Il re pastore (The Shepherd King) is an opera, K. 208, written by Wolfgang Amadeus Mozart to an Italian libretto by Metastasio, edited by Giambattista Varesco. It is an opera seria. The opera was first performed on 23 April 1775 in Salzburg in the Rittersaal (knight's hall) of the Residenz-Theater in the palace of the Archbishop Count Hieronymus von Colloredo.
In 1775 the opera was commissioned for a visit by the Archduke Maximilian Francis of Austria, the youngest son of Empress Maria Theresa, to Salzburg. Mozart spent six weeks working on the opera. It consists of two acts and runs for approximately 107 minutes.
Metastasio wrote the libretto in 1751, basing it on a work by Torquato Tasso called Aminta. The libretto was picked up when Mozart (just 19 at the time) and his father saw a performance of it set to music composed by Felice Giardini – Mozart's version, however was two acts rather than Giardini's three, and has a few substantial changes. Each act lasts for around an hour in performance. The Salzburg court chaplain Varesco was largely responsible for this editing of Metastasio's libretto.
It is often referred to not as an opera, but as a serenata, a type of dramatic cantata. The appearance of a quartet of lovers (Aminta and Elisa, Agenore and Tamiri) of somewhat dubious fidelity automatically puts a modern audience in mind of Così fan tutte. The principal psychological theme of the opera is, however, the demands of love against the demands of kingship, as Aminta, the shepherd-king, tussles with his conscience, and in this Il re pastore is closer in theme to Idomeneo than any other of Mozart's operas. Indeed, Idomeneo was the next completed opera that Mozart wrote after Il re pastore, after his six-year-long break from the stage. Furthermore, the theme of qualities for kingship appears in another opera, La clemenza di Tito, his last one.
The king of Macedonia, Alessandro, has overthrown Stratone, the tyrant of Sidon, but aims to find the rightful king.
In a meadow. The city of Sidon can be seen from a distance.
Elisa is with her lover Aminta, the shepherd. She assures him that the war between King Alessandro and Stratone, the tyrant of Sidon, will not affect their love for each other. Having deposed Stratone, Alessandro searches for the rightful heir to Sidon. He thinks that Aminta is the rightful heir. He comes to Aminta in disguise and offers him to take him to Alessandro. Aminta wants to remain a shepherd. Meantime, Agenore encounters his beloved Tamiri, daughter of Stratone. Tamiri is comforted to learn that Agenore still loves her.

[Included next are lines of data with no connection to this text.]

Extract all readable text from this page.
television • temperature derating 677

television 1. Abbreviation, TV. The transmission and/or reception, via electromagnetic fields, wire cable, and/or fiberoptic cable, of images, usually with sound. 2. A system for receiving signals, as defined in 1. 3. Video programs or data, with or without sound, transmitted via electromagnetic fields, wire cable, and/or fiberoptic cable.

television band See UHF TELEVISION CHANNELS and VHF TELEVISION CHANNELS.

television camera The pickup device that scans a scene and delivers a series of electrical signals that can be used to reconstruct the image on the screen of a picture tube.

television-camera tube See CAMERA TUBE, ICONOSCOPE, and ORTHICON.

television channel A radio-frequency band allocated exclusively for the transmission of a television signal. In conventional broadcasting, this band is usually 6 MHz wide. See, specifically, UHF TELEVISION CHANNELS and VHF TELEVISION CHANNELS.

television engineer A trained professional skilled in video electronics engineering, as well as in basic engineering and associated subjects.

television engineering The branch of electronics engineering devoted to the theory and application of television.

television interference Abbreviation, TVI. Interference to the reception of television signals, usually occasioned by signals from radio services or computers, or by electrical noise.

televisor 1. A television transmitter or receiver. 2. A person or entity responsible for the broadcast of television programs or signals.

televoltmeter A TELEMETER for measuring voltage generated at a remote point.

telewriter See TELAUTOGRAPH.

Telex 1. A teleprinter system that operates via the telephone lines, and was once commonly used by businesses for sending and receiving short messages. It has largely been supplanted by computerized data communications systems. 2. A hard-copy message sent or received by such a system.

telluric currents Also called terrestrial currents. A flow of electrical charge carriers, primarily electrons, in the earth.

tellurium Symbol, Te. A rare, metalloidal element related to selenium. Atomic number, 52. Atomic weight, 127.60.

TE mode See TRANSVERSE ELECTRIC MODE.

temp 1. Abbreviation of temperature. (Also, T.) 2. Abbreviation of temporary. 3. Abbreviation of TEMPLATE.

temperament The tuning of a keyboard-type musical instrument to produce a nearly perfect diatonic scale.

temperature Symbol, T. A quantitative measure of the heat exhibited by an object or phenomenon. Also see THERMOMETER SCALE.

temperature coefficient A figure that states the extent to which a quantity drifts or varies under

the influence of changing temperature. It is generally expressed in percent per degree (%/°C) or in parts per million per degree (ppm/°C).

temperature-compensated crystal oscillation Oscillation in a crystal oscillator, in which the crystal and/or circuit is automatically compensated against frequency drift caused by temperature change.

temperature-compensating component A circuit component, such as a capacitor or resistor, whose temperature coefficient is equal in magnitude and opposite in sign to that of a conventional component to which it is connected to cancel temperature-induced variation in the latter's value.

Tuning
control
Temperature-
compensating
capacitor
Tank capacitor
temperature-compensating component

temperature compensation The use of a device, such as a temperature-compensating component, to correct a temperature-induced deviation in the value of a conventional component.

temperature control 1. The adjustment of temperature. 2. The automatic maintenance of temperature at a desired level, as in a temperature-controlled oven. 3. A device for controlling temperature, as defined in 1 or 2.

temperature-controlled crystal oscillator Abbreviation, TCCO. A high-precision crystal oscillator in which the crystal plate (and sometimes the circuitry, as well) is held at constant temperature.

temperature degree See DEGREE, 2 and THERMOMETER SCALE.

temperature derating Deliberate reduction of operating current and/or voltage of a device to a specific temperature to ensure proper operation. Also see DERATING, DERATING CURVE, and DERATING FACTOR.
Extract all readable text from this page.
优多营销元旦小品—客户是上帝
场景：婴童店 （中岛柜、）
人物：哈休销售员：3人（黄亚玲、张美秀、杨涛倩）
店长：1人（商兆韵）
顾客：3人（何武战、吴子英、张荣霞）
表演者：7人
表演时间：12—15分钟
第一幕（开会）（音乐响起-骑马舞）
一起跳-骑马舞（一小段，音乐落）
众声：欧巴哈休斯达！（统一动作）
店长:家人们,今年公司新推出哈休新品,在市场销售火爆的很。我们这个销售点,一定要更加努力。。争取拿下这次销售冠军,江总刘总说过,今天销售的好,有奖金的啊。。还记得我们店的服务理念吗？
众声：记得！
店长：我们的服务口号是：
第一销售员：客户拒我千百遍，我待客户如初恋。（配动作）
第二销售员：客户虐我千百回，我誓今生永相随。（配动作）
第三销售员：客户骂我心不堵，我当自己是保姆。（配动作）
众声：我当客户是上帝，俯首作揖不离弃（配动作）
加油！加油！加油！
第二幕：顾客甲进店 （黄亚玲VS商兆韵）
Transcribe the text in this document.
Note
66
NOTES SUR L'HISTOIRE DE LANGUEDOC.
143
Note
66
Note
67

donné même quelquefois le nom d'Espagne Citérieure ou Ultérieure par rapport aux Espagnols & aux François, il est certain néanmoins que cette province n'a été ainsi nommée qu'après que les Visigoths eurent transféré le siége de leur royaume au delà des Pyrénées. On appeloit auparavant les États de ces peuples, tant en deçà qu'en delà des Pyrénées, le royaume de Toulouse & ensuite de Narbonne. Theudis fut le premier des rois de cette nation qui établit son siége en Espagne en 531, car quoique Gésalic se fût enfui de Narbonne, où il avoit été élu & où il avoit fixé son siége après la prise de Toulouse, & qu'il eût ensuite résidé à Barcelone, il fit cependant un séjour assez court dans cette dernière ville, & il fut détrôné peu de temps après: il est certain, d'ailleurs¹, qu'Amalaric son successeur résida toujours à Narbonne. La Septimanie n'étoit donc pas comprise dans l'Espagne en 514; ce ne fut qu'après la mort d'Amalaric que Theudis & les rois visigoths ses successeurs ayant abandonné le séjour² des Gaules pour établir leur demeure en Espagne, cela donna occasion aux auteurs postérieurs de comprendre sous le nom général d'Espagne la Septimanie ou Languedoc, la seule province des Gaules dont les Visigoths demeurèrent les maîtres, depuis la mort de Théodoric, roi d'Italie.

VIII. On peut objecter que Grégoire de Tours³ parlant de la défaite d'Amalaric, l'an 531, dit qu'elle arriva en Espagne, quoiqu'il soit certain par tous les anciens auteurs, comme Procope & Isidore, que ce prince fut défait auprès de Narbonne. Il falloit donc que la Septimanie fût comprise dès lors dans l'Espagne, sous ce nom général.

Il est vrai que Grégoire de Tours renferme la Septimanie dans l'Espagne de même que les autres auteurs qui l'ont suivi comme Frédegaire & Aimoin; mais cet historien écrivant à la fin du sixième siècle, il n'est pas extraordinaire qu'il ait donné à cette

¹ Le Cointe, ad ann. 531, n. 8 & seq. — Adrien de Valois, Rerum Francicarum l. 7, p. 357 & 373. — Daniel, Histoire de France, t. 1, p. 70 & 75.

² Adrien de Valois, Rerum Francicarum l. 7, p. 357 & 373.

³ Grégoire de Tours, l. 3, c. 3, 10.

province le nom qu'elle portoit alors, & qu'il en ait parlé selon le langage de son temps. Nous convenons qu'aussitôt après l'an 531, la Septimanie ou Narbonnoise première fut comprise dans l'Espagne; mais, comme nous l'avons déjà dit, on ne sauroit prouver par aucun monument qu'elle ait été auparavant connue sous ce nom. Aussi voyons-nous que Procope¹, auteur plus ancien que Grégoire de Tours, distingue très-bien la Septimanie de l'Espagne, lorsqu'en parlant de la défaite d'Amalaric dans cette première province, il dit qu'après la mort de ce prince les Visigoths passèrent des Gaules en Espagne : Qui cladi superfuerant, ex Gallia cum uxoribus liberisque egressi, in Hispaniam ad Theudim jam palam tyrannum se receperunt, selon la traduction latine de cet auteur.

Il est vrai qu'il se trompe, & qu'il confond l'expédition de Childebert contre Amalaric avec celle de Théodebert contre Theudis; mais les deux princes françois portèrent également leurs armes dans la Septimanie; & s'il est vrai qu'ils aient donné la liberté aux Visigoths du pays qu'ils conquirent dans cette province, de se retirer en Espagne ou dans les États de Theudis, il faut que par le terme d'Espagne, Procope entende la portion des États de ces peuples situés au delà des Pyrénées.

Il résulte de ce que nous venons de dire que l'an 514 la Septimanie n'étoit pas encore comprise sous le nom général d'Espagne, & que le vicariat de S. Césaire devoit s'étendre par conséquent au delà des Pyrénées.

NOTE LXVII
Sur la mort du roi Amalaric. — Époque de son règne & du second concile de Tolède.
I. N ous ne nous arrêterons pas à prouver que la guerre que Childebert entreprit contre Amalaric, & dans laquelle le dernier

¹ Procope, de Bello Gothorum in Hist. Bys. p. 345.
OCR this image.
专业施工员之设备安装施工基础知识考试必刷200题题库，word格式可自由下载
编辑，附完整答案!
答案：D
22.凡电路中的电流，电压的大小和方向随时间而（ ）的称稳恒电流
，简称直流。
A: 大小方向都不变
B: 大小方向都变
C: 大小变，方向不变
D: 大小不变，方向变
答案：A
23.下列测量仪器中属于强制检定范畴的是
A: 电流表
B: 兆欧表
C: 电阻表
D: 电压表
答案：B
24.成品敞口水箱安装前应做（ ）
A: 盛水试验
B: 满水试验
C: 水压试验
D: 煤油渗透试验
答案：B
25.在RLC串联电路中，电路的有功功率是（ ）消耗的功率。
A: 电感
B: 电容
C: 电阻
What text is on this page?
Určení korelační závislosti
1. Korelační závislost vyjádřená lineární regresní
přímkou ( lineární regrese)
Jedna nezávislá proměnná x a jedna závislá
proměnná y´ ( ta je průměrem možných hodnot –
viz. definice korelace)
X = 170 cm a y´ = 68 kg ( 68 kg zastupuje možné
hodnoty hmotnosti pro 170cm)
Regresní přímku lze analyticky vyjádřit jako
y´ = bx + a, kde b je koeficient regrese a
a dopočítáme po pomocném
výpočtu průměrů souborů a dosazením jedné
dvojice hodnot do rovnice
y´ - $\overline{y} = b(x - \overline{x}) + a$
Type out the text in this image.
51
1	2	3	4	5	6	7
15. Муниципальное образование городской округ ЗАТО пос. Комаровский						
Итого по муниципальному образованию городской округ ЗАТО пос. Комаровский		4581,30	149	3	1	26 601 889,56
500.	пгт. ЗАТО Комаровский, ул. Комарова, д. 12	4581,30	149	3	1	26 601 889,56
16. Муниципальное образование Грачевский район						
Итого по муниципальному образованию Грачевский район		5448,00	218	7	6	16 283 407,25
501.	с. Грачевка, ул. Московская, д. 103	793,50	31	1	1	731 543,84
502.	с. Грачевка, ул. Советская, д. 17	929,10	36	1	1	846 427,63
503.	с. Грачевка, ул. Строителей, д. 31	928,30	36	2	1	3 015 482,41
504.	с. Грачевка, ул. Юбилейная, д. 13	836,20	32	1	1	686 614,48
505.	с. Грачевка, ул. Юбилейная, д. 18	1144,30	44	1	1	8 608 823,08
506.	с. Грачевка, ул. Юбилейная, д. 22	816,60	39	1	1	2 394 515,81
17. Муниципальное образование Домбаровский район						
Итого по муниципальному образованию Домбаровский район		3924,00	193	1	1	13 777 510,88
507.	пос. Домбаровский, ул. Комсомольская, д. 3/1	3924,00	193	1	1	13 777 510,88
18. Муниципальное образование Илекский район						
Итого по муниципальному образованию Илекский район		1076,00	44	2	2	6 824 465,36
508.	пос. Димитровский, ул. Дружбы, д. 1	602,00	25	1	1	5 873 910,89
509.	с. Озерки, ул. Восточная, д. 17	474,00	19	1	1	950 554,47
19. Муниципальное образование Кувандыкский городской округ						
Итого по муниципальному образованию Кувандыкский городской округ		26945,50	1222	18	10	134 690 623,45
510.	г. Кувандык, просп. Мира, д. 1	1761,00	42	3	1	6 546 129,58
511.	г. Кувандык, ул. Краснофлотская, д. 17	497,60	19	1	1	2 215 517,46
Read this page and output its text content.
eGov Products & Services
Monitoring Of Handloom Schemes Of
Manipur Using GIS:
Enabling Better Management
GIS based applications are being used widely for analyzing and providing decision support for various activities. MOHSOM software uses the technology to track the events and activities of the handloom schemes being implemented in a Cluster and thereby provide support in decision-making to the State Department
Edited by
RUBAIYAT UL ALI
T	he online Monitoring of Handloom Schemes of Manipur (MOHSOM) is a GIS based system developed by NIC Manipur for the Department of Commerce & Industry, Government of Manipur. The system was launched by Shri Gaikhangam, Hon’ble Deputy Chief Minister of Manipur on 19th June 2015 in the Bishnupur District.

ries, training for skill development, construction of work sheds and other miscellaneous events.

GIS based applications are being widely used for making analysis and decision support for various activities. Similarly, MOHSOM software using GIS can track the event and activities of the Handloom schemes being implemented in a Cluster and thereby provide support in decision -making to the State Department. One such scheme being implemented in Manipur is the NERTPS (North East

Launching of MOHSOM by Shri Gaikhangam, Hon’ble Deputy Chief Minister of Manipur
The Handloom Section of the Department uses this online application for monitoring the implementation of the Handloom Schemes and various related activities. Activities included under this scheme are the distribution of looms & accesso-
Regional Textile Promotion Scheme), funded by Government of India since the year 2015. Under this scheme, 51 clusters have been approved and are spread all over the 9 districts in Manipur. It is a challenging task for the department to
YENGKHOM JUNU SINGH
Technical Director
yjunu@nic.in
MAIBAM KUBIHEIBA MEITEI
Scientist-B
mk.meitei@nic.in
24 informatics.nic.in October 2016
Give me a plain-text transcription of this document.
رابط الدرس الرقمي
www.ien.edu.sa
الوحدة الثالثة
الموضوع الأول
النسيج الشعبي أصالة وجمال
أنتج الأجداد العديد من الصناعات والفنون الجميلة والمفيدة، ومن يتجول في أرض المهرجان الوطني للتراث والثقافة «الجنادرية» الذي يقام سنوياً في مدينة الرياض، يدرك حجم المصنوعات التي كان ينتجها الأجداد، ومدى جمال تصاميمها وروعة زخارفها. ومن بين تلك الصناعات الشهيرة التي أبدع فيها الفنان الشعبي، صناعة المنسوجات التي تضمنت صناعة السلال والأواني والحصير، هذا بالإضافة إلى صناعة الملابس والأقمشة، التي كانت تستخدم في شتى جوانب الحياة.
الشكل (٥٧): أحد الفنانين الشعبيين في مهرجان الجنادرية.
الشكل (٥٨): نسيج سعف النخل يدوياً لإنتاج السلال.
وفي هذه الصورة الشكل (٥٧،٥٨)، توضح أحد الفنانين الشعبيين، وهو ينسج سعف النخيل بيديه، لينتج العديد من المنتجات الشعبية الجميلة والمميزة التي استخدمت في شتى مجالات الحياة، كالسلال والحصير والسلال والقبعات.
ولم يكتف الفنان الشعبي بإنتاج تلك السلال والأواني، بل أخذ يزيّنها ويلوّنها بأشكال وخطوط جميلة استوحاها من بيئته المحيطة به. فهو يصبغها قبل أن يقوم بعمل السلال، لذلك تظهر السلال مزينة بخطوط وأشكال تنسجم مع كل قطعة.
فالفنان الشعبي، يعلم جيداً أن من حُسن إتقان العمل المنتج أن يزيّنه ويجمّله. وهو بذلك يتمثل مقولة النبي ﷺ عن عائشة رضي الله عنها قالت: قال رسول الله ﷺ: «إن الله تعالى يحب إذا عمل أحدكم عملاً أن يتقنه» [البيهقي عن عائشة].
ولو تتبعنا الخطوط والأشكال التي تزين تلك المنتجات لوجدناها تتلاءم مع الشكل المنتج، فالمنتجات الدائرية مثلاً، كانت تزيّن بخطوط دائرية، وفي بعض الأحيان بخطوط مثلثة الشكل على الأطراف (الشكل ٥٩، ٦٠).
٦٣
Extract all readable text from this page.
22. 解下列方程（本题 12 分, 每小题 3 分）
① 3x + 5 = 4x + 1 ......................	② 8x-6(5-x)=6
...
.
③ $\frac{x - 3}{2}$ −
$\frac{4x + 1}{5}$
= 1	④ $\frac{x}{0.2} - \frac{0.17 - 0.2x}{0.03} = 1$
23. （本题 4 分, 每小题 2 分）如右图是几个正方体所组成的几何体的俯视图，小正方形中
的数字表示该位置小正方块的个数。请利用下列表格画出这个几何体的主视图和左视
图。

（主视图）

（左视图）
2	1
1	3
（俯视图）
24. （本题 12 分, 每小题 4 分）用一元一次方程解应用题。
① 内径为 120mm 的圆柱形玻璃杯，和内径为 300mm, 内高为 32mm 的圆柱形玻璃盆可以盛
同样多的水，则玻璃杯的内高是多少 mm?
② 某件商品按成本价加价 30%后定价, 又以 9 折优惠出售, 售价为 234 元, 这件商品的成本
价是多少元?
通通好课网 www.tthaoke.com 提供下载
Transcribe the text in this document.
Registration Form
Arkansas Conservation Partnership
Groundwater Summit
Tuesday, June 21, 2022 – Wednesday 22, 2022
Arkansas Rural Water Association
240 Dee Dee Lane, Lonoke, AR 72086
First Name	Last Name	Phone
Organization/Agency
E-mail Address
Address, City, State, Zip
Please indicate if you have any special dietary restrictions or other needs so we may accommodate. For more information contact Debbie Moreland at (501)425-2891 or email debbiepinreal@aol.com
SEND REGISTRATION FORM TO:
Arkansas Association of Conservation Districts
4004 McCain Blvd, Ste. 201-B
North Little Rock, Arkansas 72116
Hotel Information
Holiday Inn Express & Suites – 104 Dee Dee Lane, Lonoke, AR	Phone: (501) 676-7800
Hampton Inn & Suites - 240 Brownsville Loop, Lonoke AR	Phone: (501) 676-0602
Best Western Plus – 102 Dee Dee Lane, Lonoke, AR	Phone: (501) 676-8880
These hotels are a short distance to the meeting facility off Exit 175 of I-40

Elisa gets permission from her father to marry Aminta. Aminta tells Elisa that he is the rightful heir to the throne and that his father was driven out by Stratone when he was a baby. Aminta promises to return to Elisa after claiming his throne. Aminta loves Elisa but Alessandro suggests that when Aminta is hailed king, royal duties take precedence over love. Alessandro suggests that Tamiri marry Aminta in order to ascend her father's throne. Aminta disagrees.
Elisa is prevented by Agenore from seeing Aminta. He also discourages Aminta from pursuing her. Alessandro tells Aminta to dress like a king so he can be presented to his subjects. He also decides that Tamiri marry Aminta. Aminta is distraught. Agenore is upset. He breaks the news to Elisa. Tamiri does not want to marry Aminta. Agenore, too, is tormented by the planned marriage. Tamiri tells Alessandro that she and Agenore are in love. The women throw themselves onto Alessandro's mercy. Elisa begs him to give her back Aminta who declares his love for Elisa ("L'amerò, sarò costante" / I shall love her, I shall be constant). Realizing the potential injustice he was about to inflict, Alessandro tells Aminta to marry Elisa and Tamiri to marry Agenore. Aminta is crowned king of Sidon.